Klara and the Sun by Kazuo Ishiguro book review: a fable about the value of  life | Evening Standard

Klara is an AF (an Artificial Friend), a humanoid robot that parents, in this near-future dystopia set in the United States, buy to be company for their children. Klara, though not the most up-to-date model, is quite advanced and has been programmed to have a range of human characteristics and emotions – pity, anxiety, fear, and even possibly love. Klara is purchased to be Josie’s friend. Her duties go little further than being a companion to Josie, a sickly teenager who lives at home with her mother and Melania Housekeeper (a nice touch). When Josie’s condition starts to deteriorate, Klara pleads with The Sun to restore her with its healing powers.
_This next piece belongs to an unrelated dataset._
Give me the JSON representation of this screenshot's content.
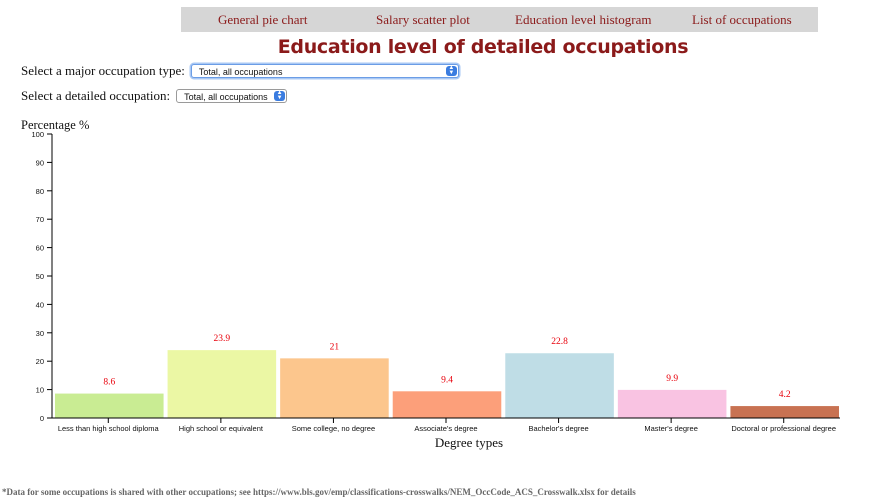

Ishiguro’s imagined future is a grim one, but perhaps not much more grim than our present. It’s a place with a rigid caste system in which the “raised” are the elite, a place where the homeless still sleep in doorways and pollution still obscures the sun, and a place where children do almost everything through their “rectangles”. But Ishiguro’s main preoccupation here isn’t social commentary. It’s more to do with what distinguishes human beings in a world of increasingly clever and sentient machines. If we can programme a machine to love and to feel pity, what makes a human a human? Maybe it isn’t the capacity to love that makes us unique, but the ability to inspire love in others …

Klara and The Sun, written in that deceptively simple, crystal-clear prose familiar to anyone who knows Ishiguro’s novels, is unsettling and captivating. I’m not sure that it’s the masterpiece that many reviewers have said it is, but it’s certainly as thought-provoking as anything I’ve read for a long time.